A Enel e outras 18 empresas estão com os prazos de concessão vencendo nos próximos anos, de 2025 a 2031, e o governo federal abriu a possibilidade de antecipar a prorrogação sobre novas bases. Um decreto do presidente Luiz Inácio Lula da Silva (PT) e do ministro Alexandre Silveira (Minas e Energia) de junho autoriza o processo.

A minuta dos novos contratos está em consulta pública e diz que é obrigação das empresas aumentar a resistência das redes frente a eventos climáticos.

Também diz que a Aneel “estabelecerá padrões de continuidade a serem observados pela distribuidora contemplando, no mínimo, metas de eficiência para recomposição do serviço após interrupções motivadas por eventos climáticos extremos”.

Governo e especialistas veem as regras ligadas a eventos climáticos entre os principais pontos a serem modernizados.
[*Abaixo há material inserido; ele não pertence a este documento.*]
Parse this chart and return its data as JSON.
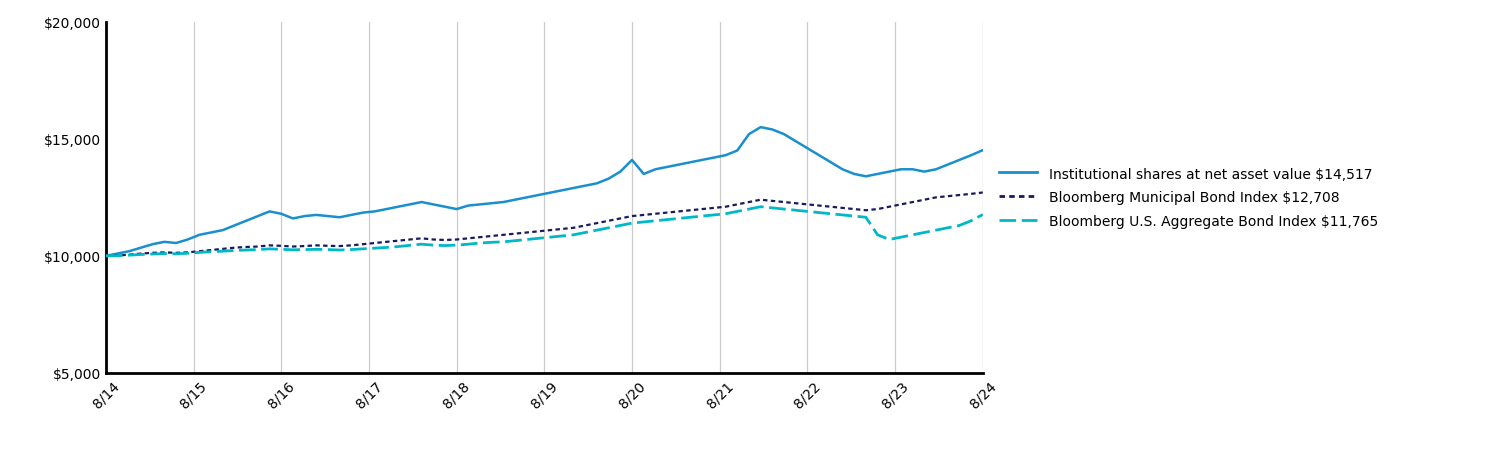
{
  "x_labels": [
    "8/14",
    "8/15",
    "8/16",
    "8/17",
    "8/18",
    "8/19",
    "8/20",
    "8/21",
    "8/22",
    "8/23",
    "8/24"
  ],
  "ylim": [
    5000,
    20000
  ],
  "yticks": [
    5000,
    10000,
    15000,
    20000
  ],
  "ytick_labels": [
    "$5,000",
    "$10,000",
    "$15,000",
    "$20,000"
  ],
  "grid_color": "#cccccc",
  "line1_color": "#1a8fce",
  "line2_color": "#1a1a5e",
  "line3_color": "#00b8c8",
  "legend_labels": [
    "Institutional shares at net asset value $14,517",
    "Bloomberg Municipal Bond Index $12,708",
    "Bloomberg U.S. Aggregate Bond Index $11,765"
  ],
  "series1": [
    10000,
    10100,
    10200,
    10350,
    10500,
    10600,
    10550,
    10700,
    10900,
    11000,
    11100,
    11300,
    11500,
    11700,
    11900,
    11800,
    11600,
    11700,
    11750,
    11700,
    11650,
    11750,
    11850,
    11900,
    12000,
    12100,
    12200,
    12300,
    12200,
    12100,
    12000,
    12150,
    12200,
    12250,
    12300,
    12400,
    12500,
    12600,
    12700,
    12800,
    12900,
    13000,
    13100,
    13300,
    13600,
    14100,
    13500,
    13700,
    13800,
    13900,
    14000,
    14100,
    14200,
    14300,
    14500,
    15200,
    15500,
    15400,
    15200,
    14900,
    14600,
    14300,
    14000,
    13700,
    13500,
    13400,
    13500,
    13600,
    13700,
    13700,
    13600,
    13700,
    13900,
    14100,
    14300,
    14517
  ],
  "series2": [
    10000,
    10020,
    10050,
    10100,
    10130,
    10150,
    10130,
    10150,
    10200,
    10250,
    10300,
    10350,
    10380,
    10400,
    10450,
    10430,
    10400,
    10420,
    10450,
    10430,
    10420,
    10450,
    10500,
    10550,
    10600,
    10650,
    10700,
    10750,
    10700,
    10680,
    10700,
    10750,
    10800,
    10850,
    10900,
    10950,
    11000,
    11050,
    11100,
    11150,
    11200,
    11300,
    11400,
    11500,
    11600,
    11700,
    11750,
    11800,
    11850,
    11900,
    11950,
    12000,
    12050,
    12100,
    12200,
    12300,
    12400,
    12350,
    12300,
    12250,
    12200,
    12150,
    12100,
    12050,
    12000,
    11950,
    12000,
    12100,
    12200,
    12300,
    12400,
    12500,
    12550,
    12600,
    12650,
    12708
  ],
  "series3": [
    10000,
    10010,
    10030,
    10060,
    10080,
    10100,
    10090,
    10110,
    10150,
    10180,
    10200,
    10230,
    10250,
    10270,
    10300,
    10280,
    10260,
    10270,
    10280,
    10270,
    10250,
    10270,
    10300,
    10330,
    10360,
    10400,
    10450,
    10500,
    10460,
    10440,
    10460,
    10500,
    10550,
    10580,
    10600,
    10650,
    10700,
    10750,
    10800,
    10850,
    10900,
    11000,
    11100,
    11200,
    11300,
    11400,
    11450,
    11500,
    11550,
    11600,
    11650,
    11700,
    11750,
    11800,
    11900,
    12000,
    12100,
    12050,
    12000,
    11950,
    11900,
    11850,
    11800,
    11750,
    11700,
    11650,
    10900,
    10700,
    10800,
    10900,
    11000,
    11100,
    11200,
    11300,
    11500,
    11765
  ]
}
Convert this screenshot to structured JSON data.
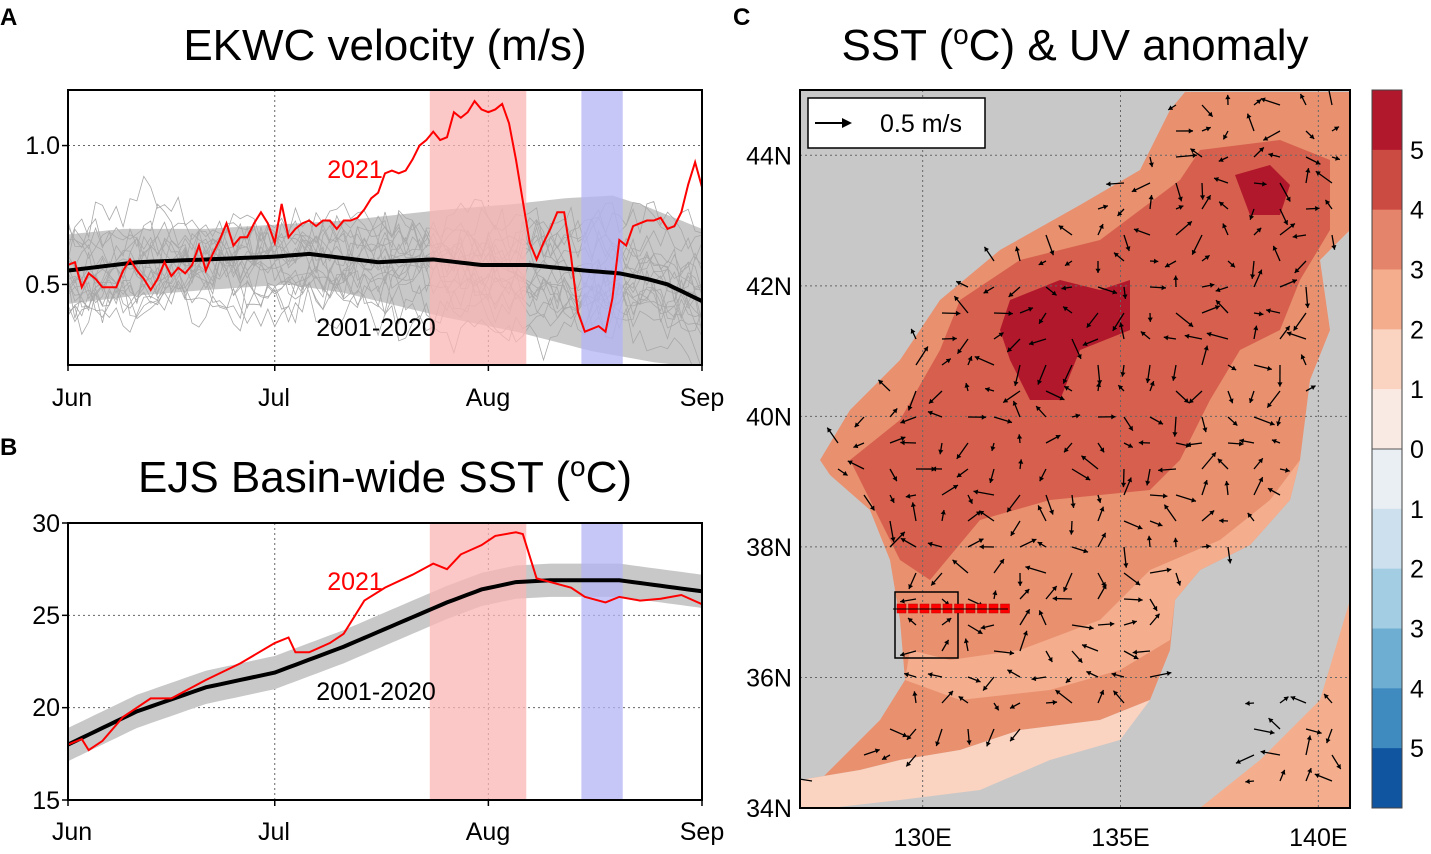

Atualmente, as normas preveem que as concessionárias de distribuição não são penalizadas por situações extraordinárias que estão fora do seu controle –mas as próprias empresas apontam dificuldades para se caracterizar quais são essas situações.

Silveira, chefe da pasta de Minas e Energia, afirma que os atuais contratos são obsoletos com relação a eventos climáticos e que o novo modelo terá metas para recompor o serviço após esse tipo de fenômeno.

“Ela [empresa que renovar o contrato sobre novas bases] vai ter que planejar-se para a emergência climática e eventos severos, porque entramos em uma nova realidade no setor de energia do mundo. Não só na geração –com as energias limpas e renováveis– mas na distribuição, em especial”, disse na semana passada.

Segundo ele, eventos climáticos severos como o deste mês em São Paulo não poderão mais ser eliminados das responsabilidades. Além disso, sugeriu que as penalidades também serão rediscutidas.

“Hoje a penalidade é multa. É como acontece com as grandes mineradoras. Todas, ou boa parte, preferem ser multadas do que fazer o certo. E aí acumulam muito em judicialismo. E fica lá [travado na Justiça]. A maior parte do Judiciário é ocupado com esse tipo de comportamento. Infelizmente”, disse.

Procurada pela reportagem, a Enel afirma que suas opiniões “estão em concordância com as enviadas por outros agentes do setor no processo”. “A Enel reitera seu compromisso com a sociedade em todas as áreas em que atua e reforça que está fazendo um robusto plano de investimentos para aumentar a qualidade dos serviços, em linha com as expectativas das autoridades, com as mudanças climáticas e com os anseios dos consumidores brasileiros”, diz a companhia, em nota.

A Abradee (Associação Brasileira de Distribuidores de Energia Elétrica), que no mesmo processo defendeu opiniões similares à da Enel em parte do debate, afirmou que os eventos climáticos extremos “trazem novos desafios para o segmento de distribuição”. A entidade diz acreditar “que todas as contribuições feitas por suas associadas têm como objetivo o aprimoramento das regras dos contratos e a melhoria do serviço prestado”.